Das Zürcher Oberland zählt schweizweit zu den 20 Regionen mit der höchsten Standortqualität (Credit Suisse, 2018). Dies insbesondere dank der hervorragenden Erreichbarkeit des Flughafens Zürich-Kloten, der Beschäftigten und der Bevölkerung sowie wegen der steuerlichen Attraktivität für natürliche Personen.

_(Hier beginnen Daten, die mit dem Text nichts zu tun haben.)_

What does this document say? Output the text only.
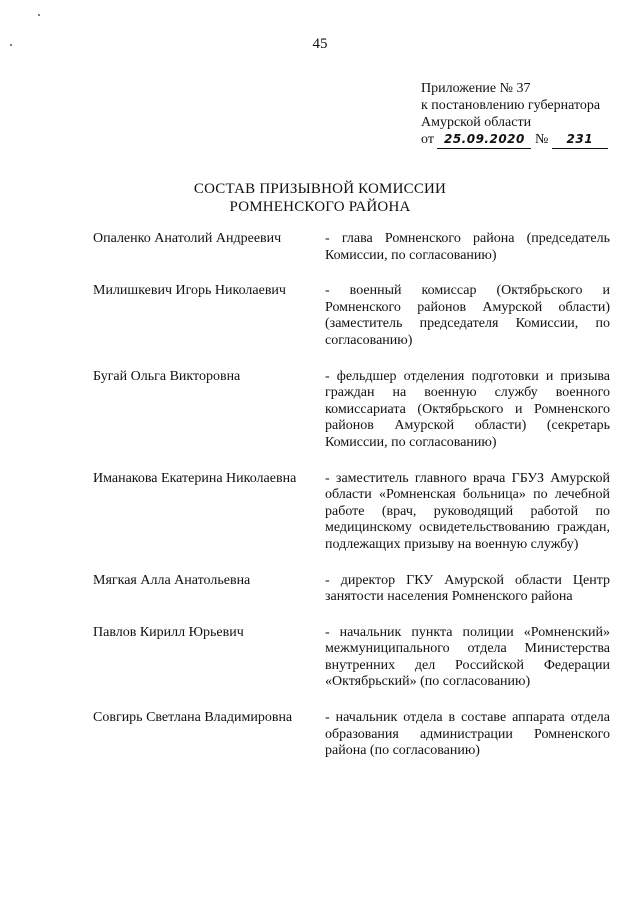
45
Приложение № 37
к постановлению губернатора
Амурской области
от 25.09.2020 № 231
СОСТАВ ПРИЗЫВНОЙ КОМИССИИ
РОМНЕНСКОГО РАЙОНА
Опаленко Анатолий Андреевич	- глава Ромненского района (председатель Комиссии, по согласованию)
Милишкевич Игорь Николаевич	- военный комиссар (Октябрьского и Ромненского районов Амурской области) (заместитель председателя Комиссии, по согласованию)
Бугай Ольга Викторовна	- фельдшер отделения подготовки и призыва граждан на военную службу военного комиссариата (Октябрьского и Ромненского районов Амурской области) (секретарь Комиссии, по согласованию)
Иманакова Екатерина Николаевна	- заместитель главного врача ГБУЗ Амурской области «Ромненская больница» по лечебной работе (врач, руководящий работой по медицинскому освидетельствованию граждан, подлежащих призыву на военную службу)
Мягкая Алла Анатольевна	- директор ГКУ Амурской области Центр занятости населения Ромненского района
Павлов Кирилл Юрьевич	- начальник пункта полиции «Ромненский» межмуниципального отдела Министерства внутренних дел Российской Федерации «Октябрьский» (по согласованию)
Совгирь Светлана Владимировна	- начальник отдела в составе аппарата отдела образования администрации Ромненского района (по согласованию)
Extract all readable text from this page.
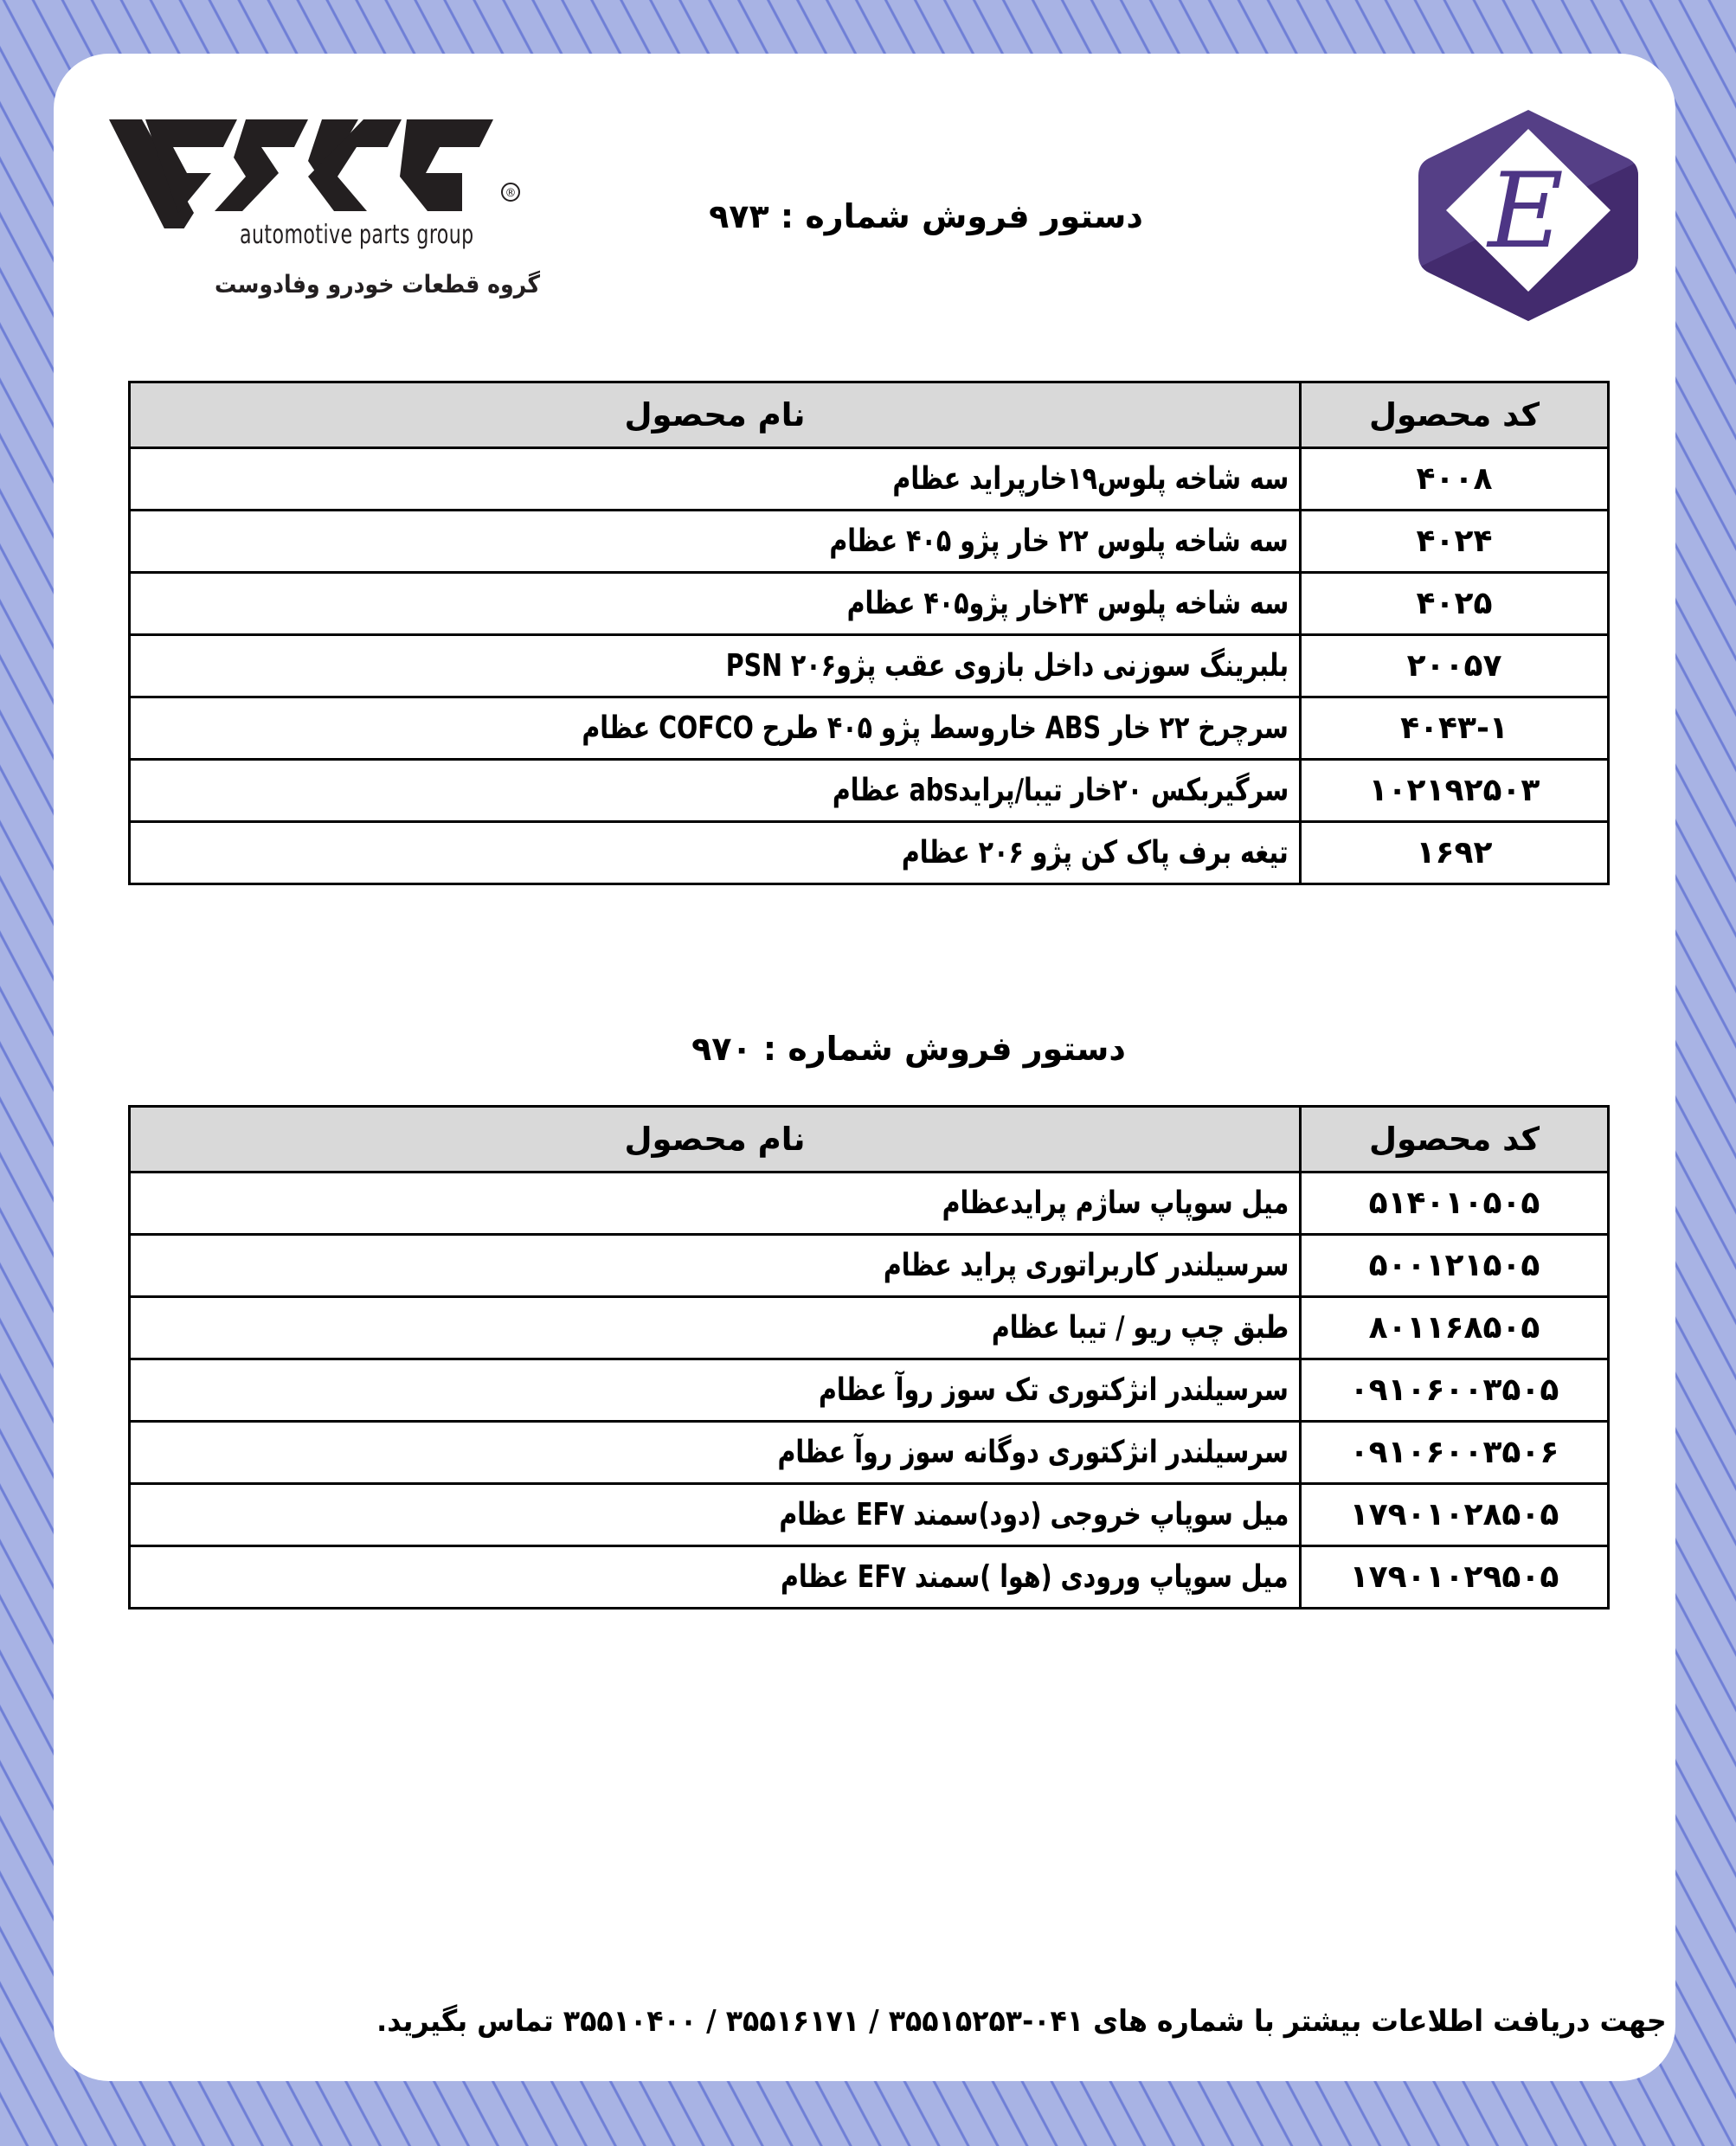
®
automotive parts group
گروه قطعات خودرو وفادوست
E
دستور فروش شماره : ۹۷۳
کد محصول	نام محصول
۴۰۰۸	سه شاخه پلوس۱۹خارپراید عظام
۴۰۲۴	سه شاخه پلوس ۲۲ خار پژو ۴۰۵ عظام
۴۰۲۵	سه شاخه پلوس ۲۴خار پژو۴۰۵ عظام
۲۰۰۵۷	بلبرینگ سوزنی داخل بازوی عقب پژو۲۰۶ PSN
۴۰۴۳-۱	سرچرخ ۲۲ خار ABS خاروسط پژو ۴۰۵ طرح COFCO عظام
۱۰۲۱۹۲۵۰۳	سرگیربکس ۲۰خار تیبا/پرایدabs عظام
۱۶۹۲	تیغه برف پاک کن پژو ۲۰۶ عظام
دستور فروش شماره : ۹۷۰
کد محصول	نام محصول
۵۱۴۰۱۰۵۰۵	میل سوپاپ ساژم پرایدعظام
۵۰۰۱۲۱۵۰۵	سرسیلندر کاربراتوری پراید عظام
۸۰۱۱۶۸۵۰۵	طبق چپ ریو / تیبا عظام
۰۹۱۰۶۰۰۳۵۰۵	سرسیلندر انژکتوری تک سوز روآ عظام
۰۹۱۰۶۰۰۳۵۰۶	سرسیلندر انژکتوری دوگانه سوز روآ عظام
۱۷۹۰۱۰۲۸۵۰۵	میل سوپاپ خروجی (دود)سمند EF۷ عظام
۱۷۹۰۱۰۲۹۵۰۵	میل سوپاپ ورودی (هوا )سمند EF۷ عظام
جهت دریافت اطلاعات بیشتر با شماره های ۰۴۱-۳۵۵۱۵۲۵۳ / ۳۵۵۱۶۱۷۱ / ۳۵۵۱۰۴۰۰ تماس بگیرید.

Quelle: Credit Suisse, 2018

Verkehr und Erreichbarkeit

Die Region Zürcher Oberland ist verkehrstechnisch optimal erschlossen, sowohl durch das Schienen- wie auch durch das Strassennetz. Der öffentliche Verkehr auf den Achsen Zürich-Wetzikon-Rapperswil, Zürich-Pfäffikon-Wetzikon und Winterthur-Bauma-Rüti bietet eine optimale Anbindung an Zürich, Rapperswil und Winterthur. Es wird ergänzt durch ein engmaschiges Busnetz. Das Strassennetz erschliesst die Region von Zürich bis Uster mit der Autobahn A53 und von Zürich bis Rüti mit der Forchautobahn A52. Dies gewährleistet die optimale Anbindung an die A1 als wichtigste Ost-West-Achse sowie an die A3/13 als bedeutende Nord-Süd-Achse.

Die internationale Anbindung erfolgt über den Flughafen Zürich-Kloten, der in rund einer halben Stunde von Wetzikon aus erreichbar ist.

Zahlen und Fakten

Die Factsheets der Credit Suisse zum Wirtschaftsstandort Zürcher Oberland zeigen die Zahlen zur Wirtschaftsregion (s. Downloads).

Geschichte

Vom Anfang des 19. Jahrhunderts bis ins ausgehende 20. Jahrhundert war das Zürcher Oberland durch die Textilindustrie geprägt und galt als eine der wichtigsten Textilregionen Europas. Nach und nach entwickelten sich weitere Industriezweige, teilweise die Nähe zur Textilindustrie suchend, wie beispielsweise der (Textil-)Maschinenbau. In der zweiten Hälfte des 20. Jahrhunderts entwickelten sich im Zürcher Oberland immer mehr hochspezialisierte Unternehmen mit technologisch anspruchsvollen Nischenprodukten und lösten die Textilindustrie nach und nach ab.

Wie in anderen Regionen der Schweiz auch, fand in den letzten Jahrzehnten ein Strukturwechsel von der Produktions- zur Dienstleistungswirtschaft statt, die heute einen wesentlichen Anteil der Arbeitsplätze im Zürcher Oberland anbietet.